Ghost imaging offers a range of benefits, one of which is the ability to create an image by illuminating the object with lower levels of light than conventional imaging methods. Yet, ghost imaging has been restricted to stationary objects since it takes much more time to project the light pattern sequence onto the object that is required to reconstruct an image. This makes a moving object’s images to appear blurry.

In the Optics Letters journal, published by The Optical Society (OSA), scientists from the National University of Defense Technology in China illustrate how they could integrate information in the blurry images with details related to the location of the object, to develop high-quality images of moving objects using ghost imaging.

Our work shows that blurred images contain useful information. With further improvements, this approach could make ghost imaging useful for applications such as biomedical imaging of human beings. If used with x-rays, for example, it could help reduce the radiation dose needed for imaging.

Wei-Tao Liu, Research Team Leader, National University of Defense Technology

Creating a Clear Image

The ghost imaging method involves forming an image through the correlation of a beam that interacts with the object and a reference beam that does not interact with it. On an individual basis, the beams do not transfer any meaningful information related to the object.

The imaging method works with X-rays, visible light, and other parts of the electromagnetic spectrum. By computationally producing the structured light beams using spatial light modulators, this method can be carried out using an inexpensive single-pixel detector rather than a complex, high-cost camera.

The new technique applies ghost imaging to moving objects by using a small number of light patterns to learn the trajectory and position of the object. The team created an algorithm to cross-correlate such positional information with blurred images obtained at different positions, enabling a clear image to be formed gradually.

This approach relaxes the requirement for fast imaging, and because the algorithm is linear, it doesn’t require a large amount of computing power. The method can be performed with a typical ghost imaging system without any additional devices and allows the image to be reconstructed in a timely manner.

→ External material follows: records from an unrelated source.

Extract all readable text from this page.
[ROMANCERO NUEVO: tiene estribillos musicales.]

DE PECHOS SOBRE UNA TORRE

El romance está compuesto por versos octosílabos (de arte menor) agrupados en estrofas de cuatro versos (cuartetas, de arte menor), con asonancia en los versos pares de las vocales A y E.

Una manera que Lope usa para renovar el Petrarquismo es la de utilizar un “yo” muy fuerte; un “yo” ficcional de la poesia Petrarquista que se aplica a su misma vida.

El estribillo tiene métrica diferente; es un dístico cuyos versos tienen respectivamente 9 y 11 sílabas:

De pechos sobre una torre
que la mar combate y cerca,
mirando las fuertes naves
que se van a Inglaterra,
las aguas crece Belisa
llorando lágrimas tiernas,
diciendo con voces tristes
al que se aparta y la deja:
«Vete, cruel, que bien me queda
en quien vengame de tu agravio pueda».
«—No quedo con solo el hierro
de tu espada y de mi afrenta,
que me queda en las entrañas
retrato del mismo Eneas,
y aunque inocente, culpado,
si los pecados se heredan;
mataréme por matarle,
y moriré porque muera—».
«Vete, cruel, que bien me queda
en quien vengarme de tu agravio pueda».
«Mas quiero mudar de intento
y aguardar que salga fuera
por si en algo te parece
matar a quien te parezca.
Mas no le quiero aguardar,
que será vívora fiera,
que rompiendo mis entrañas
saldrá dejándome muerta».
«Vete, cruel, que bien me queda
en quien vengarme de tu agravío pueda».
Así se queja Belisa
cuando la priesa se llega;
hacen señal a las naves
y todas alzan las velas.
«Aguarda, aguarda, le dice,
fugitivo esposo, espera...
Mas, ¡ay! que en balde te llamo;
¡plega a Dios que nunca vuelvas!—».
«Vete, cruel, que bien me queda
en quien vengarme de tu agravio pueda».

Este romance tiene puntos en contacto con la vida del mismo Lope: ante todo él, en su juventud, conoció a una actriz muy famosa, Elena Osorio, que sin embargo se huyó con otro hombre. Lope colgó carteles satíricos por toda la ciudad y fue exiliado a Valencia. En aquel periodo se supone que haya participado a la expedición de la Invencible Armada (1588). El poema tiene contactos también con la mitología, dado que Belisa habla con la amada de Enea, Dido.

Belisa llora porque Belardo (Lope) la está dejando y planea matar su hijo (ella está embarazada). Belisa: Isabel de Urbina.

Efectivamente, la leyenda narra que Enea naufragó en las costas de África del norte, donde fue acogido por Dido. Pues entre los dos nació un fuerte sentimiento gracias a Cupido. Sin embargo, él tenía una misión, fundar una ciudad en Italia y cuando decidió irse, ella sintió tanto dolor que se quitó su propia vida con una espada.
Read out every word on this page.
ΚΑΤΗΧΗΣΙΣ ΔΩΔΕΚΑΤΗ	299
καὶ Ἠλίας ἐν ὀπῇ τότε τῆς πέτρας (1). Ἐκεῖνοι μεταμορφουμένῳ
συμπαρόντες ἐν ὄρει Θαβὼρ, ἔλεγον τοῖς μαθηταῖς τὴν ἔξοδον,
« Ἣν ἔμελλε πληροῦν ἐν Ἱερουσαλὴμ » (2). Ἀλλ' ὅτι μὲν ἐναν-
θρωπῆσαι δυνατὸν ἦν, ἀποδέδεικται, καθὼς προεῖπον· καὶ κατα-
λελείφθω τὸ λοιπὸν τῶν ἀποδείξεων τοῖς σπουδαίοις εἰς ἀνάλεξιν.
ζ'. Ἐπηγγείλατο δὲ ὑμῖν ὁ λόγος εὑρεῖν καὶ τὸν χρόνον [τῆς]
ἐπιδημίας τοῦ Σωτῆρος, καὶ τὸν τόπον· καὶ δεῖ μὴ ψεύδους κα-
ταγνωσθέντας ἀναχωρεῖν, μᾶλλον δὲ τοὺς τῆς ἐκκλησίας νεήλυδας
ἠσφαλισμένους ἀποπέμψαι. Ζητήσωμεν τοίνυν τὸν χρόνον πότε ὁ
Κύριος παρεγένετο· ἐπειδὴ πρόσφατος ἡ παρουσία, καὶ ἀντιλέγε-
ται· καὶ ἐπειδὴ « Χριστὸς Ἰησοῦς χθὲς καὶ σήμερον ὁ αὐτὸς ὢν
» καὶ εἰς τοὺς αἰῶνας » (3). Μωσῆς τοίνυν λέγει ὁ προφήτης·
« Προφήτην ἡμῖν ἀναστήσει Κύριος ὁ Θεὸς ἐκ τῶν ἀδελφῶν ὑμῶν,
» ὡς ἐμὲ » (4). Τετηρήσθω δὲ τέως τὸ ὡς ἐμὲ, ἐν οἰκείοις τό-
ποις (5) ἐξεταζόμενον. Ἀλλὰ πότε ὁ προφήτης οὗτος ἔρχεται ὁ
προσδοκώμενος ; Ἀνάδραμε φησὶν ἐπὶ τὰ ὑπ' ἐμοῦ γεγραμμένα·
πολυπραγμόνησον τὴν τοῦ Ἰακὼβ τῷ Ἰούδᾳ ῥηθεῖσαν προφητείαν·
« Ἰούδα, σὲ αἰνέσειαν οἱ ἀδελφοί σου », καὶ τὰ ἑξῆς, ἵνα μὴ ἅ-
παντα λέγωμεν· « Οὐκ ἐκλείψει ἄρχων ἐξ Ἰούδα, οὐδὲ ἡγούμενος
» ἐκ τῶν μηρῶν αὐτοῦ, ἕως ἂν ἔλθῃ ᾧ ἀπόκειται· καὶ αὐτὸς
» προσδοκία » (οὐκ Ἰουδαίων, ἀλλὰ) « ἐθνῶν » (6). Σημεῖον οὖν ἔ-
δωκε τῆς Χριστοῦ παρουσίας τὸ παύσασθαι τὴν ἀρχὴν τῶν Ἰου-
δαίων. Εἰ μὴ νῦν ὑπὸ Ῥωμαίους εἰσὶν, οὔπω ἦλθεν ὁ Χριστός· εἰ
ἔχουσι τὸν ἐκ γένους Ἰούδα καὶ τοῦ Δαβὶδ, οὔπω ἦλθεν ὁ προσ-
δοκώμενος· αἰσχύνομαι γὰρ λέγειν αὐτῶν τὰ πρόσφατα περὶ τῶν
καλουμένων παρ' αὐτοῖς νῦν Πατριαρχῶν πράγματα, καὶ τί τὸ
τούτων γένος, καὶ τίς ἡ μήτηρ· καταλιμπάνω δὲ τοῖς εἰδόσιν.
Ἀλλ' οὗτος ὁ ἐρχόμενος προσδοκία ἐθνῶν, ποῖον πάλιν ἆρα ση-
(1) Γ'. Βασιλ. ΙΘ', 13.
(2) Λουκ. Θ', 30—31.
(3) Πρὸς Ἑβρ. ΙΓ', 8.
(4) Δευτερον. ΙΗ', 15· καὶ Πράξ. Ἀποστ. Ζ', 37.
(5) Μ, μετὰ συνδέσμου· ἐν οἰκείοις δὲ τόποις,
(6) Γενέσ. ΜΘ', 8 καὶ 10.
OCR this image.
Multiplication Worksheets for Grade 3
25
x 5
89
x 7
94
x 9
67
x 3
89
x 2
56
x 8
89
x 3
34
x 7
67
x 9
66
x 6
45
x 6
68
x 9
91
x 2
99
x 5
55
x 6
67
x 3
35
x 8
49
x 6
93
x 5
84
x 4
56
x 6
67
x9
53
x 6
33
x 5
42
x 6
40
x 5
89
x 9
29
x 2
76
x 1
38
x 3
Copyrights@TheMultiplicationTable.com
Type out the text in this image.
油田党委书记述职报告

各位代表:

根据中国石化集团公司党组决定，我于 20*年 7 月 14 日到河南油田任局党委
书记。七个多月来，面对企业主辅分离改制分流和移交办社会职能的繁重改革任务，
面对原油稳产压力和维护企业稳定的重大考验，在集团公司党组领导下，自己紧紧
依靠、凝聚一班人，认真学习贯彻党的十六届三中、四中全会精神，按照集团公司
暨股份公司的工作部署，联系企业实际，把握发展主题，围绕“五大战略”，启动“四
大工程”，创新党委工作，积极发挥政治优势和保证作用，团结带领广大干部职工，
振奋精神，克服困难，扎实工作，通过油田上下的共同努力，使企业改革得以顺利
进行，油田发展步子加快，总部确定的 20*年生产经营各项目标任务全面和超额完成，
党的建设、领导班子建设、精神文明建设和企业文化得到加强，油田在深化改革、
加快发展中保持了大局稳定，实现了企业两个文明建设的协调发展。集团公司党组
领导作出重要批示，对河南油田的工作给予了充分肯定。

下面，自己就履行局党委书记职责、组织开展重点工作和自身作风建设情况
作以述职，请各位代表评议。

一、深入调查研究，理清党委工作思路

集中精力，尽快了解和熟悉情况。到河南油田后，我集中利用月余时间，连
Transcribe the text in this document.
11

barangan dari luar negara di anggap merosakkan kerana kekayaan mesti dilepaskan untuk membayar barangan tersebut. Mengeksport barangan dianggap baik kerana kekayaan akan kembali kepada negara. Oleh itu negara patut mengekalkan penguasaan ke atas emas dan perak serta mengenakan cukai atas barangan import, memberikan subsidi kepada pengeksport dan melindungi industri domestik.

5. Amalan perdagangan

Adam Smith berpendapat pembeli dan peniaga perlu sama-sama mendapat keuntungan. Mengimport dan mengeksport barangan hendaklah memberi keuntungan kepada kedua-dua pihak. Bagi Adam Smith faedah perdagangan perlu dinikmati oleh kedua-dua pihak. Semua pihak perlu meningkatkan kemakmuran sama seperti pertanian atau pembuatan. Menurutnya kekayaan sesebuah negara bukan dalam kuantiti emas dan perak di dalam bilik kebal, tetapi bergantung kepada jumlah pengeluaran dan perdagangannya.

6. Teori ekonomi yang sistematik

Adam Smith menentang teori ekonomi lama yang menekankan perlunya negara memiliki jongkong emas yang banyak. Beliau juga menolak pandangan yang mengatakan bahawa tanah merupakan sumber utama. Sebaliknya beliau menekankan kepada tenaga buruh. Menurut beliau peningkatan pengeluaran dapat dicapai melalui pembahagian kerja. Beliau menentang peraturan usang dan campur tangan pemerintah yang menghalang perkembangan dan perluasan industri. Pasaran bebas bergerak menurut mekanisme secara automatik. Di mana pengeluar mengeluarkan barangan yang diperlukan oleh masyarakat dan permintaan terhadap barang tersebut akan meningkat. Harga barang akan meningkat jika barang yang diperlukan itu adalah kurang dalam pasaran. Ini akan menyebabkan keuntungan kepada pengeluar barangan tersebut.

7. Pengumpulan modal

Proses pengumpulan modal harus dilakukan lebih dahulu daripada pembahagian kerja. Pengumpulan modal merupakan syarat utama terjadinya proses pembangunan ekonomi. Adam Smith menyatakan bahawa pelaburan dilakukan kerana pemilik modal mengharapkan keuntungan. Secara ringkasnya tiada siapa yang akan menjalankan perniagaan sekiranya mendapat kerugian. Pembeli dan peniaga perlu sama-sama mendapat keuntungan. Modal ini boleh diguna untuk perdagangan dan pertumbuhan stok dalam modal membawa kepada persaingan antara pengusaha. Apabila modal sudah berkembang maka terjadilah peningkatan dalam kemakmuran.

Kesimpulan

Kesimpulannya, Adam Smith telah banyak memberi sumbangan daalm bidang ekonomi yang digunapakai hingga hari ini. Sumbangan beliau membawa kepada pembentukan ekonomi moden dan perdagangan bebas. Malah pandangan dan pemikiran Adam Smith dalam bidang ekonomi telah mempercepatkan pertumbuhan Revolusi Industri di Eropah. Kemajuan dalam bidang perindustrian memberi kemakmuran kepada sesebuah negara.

Wei-Tao Liu, Research Team Leader, National University of Defense Technology

Standard Setup Captures New Information

The new technique was demonstrated using a standard ghost imaging system, where a random light field produced by a rotating diffuser was split into two beams. A CCD camera recorded one of the beams, a moving object created by the researchers using a digital micromirror device was illuminated by the other beam. A single-pixel detector collected the light discharged from the moving object.

We demonstrated that our method captured the trajectory of the image and formed a high-quality image. With these same experimental conditions, traditional ghost imaging approaches would have lost most of the object information due to blurring from movement.

Wei-Tao Liu, Research Team Leader, National University of Defense Technology

At present, the researchers are involved in their efforts to enhance the performance of the method so that it would hold good for objects that move at higher speeds. They also intend to further minimize the amount of light required to expand the applications of the technique.